Friday, August 19, 2011

THE FIVE AND TEN CENT STORE




When I was a kid my Mom gave me a small allowance. The kicker was that I couldn’t spend it all and had to give her back a certain amount of it at the end of the week or she’d deduct that from my next allowance, and I’d still have to save the same amount for the following week.  It made a fairly wise spender out of me, I can tell you that!  I can also tell you that, unknown to me, she banked those savings.  One day she handed me a small, brown savings passbook (I can still remember the color) with a tidy amount in it.  I’m not sure why I got the passbook when I did; the occasion has been superseded in my memory by the fact that I had undreamed-of savings in my hands. I do remember wanting to have some of it to take to the five and ten.
The Spalding Pinky
I loved the five and ten cent store.  I wasn’t given any treats there like the slice of bologna from the butcher or the cookie from the baker, but the treat was in all the different stuff to be seen there – everything from candy to cake pans, with great things in between.  Pinky balls, roller skates (and skate keys – I lost mine several times!), hankies, underwear, crepe paper, kitchen utensils, school supplies, or cosmetics – today we have specialty stores for most of this stuff, but then you could get it all at the five and ten – F.W. Woolworth’s to be sure. 


There was no one smell in the store – nothing like going into the bakery or drug store – but many smells: toiletries and soaps, rubber toys, pop corn, and the aromas wafting from the lunch counter.  We never had anything to eat at the lunch counter, though I wanted to.  I’d have liked to sit on one of those swivel stools and go round and round.  But in those times Mom was really watching the budget so we ate at home.

We moved a few times during my childhood, and I recall the ‘early’ five and tens, but the last was the most fun.  As with most stores of that day, the floor was wood.  It had buckled down one aisle, and it was fun to try to walk the whole way on the hump, or walk with one foot on each side of it – sort of like walking along a street with one foot on a curb and one in the gutter.

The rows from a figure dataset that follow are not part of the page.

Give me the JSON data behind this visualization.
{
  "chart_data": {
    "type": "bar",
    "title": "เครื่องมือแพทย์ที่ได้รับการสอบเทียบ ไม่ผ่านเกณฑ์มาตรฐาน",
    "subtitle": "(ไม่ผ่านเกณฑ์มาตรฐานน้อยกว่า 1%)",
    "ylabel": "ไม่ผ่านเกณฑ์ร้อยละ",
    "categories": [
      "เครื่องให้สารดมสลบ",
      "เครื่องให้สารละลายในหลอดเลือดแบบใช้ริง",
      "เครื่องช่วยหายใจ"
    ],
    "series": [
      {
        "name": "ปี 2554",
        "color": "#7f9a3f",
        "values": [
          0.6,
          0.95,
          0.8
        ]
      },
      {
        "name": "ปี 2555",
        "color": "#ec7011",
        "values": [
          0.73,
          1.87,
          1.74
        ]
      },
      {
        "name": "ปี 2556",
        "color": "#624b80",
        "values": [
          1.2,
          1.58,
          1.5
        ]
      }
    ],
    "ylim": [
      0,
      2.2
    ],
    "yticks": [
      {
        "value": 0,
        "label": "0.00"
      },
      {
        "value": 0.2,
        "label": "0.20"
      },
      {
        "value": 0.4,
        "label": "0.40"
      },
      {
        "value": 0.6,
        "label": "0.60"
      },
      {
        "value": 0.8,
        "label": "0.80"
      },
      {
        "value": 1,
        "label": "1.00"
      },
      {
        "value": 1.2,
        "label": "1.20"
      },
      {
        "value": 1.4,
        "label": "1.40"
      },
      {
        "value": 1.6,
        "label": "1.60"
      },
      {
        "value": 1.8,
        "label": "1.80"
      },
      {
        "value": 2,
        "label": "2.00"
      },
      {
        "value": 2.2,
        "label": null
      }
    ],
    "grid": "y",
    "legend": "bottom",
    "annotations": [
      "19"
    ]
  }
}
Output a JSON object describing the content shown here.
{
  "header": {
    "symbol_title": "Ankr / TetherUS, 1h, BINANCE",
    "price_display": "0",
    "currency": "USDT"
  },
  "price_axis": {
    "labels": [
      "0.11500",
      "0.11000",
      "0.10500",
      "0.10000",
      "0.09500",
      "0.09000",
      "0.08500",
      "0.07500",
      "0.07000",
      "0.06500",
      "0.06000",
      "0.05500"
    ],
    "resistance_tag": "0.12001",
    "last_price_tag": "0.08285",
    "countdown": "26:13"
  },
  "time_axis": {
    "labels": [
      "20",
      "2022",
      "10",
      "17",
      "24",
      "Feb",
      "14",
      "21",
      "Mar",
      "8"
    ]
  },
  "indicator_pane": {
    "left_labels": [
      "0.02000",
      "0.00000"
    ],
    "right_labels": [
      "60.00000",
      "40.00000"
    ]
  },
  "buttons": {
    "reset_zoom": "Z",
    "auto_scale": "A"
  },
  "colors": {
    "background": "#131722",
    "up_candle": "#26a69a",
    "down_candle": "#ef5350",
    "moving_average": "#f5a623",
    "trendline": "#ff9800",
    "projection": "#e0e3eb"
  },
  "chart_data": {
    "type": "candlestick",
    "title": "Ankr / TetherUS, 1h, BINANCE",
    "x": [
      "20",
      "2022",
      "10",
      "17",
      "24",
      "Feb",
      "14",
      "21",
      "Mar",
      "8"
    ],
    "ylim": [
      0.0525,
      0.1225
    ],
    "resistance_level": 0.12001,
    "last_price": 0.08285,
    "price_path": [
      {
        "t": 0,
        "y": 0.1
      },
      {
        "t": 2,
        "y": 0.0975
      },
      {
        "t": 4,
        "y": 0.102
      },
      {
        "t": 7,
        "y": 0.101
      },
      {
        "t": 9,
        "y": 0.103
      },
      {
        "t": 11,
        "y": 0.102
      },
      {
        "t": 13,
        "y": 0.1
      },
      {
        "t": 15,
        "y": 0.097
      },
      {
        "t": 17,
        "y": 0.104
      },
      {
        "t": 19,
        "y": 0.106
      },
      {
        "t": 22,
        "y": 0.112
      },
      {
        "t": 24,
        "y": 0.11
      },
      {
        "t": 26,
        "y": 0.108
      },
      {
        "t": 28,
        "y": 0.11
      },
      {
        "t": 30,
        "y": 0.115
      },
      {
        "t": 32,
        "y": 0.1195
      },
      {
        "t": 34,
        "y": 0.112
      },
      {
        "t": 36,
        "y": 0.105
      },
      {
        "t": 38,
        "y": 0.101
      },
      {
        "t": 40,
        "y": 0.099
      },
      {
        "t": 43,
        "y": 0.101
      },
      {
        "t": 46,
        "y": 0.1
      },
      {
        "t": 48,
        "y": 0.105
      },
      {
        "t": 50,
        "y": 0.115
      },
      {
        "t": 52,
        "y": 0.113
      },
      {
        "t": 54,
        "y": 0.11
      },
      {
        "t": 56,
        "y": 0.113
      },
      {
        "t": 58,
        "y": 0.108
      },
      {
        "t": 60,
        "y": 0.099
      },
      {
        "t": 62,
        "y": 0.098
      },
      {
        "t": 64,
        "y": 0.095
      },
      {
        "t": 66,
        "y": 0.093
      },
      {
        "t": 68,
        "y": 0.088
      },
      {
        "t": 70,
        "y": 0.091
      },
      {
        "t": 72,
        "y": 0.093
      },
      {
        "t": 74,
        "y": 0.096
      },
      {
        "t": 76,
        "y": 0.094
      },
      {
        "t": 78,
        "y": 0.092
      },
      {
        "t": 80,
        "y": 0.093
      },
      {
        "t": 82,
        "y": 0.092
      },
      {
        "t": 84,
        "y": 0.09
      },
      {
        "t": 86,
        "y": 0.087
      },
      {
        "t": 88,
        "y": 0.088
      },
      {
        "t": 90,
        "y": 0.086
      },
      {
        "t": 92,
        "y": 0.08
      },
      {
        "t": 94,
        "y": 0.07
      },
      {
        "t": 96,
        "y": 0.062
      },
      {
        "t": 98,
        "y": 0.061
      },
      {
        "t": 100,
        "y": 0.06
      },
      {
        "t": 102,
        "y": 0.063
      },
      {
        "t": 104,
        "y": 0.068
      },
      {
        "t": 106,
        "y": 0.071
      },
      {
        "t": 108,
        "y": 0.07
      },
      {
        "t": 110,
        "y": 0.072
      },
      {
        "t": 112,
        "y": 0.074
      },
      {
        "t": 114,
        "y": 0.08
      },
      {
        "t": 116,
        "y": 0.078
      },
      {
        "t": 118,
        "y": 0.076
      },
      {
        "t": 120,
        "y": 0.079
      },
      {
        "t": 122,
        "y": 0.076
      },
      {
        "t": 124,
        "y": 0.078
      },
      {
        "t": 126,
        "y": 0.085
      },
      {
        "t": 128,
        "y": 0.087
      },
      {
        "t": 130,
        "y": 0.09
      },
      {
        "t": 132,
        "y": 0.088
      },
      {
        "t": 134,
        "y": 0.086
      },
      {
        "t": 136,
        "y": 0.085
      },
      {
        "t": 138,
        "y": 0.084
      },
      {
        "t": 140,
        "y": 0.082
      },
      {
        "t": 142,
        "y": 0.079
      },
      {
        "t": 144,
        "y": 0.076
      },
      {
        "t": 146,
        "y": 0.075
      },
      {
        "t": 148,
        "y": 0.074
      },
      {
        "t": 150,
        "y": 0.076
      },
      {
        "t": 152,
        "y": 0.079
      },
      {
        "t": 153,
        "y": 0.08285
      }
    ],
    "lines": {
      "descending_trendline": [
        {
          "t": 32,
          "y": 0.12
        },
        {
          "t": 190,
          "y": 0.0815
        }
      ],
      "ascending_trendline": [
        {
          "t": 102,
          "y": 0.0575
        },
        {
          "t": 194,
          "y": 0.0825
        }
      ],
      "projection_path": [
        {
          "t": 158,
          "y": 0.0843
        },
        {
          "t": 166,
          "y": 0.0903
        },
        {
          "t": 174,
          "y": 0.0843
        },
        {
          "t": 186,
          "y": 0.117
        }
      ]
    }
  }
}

Many things we got at the five and ten are scarce today, and going to a dollar store (I call a lot of that stuff junk) or Walmart is just not the same. I will say that the closest match to the five and ten experience is going to the Vermont Country Store up in Weston, Vermont.  They bill themselves as being "purveyors of practical and hard-to-find products." They’ve got all sorts of things I haven’t seen in years: Glass Wax, Tangee lipstick (the first lipstick I was allowed to use), hair nets, Garibaldi biscuits, and lots of penny candy. They’ve even got the bumpy wood floors.

Today the Vermont Country Store
 stocks many of the same items that
were available at this Woolworth's
Before we moved to SCCL we lived only about an hour away from Weston, so a trip up there was one of our usual jaunts.  If you’re ever up that way you should make it a point to visit the Vermont Country Store and some of the other nice shops in the town.  And you can have a great lunch there too.  The Ortons, owners of the Vermont Country Store, have made the house next door into the Bryant House Restaurant.  Try the ham and cheddar melt or my favorite, the Monte Cristo, and an apricot sour.  The lunch counter at Woolworth’s was never like this – some things get better, I’m delighted to say.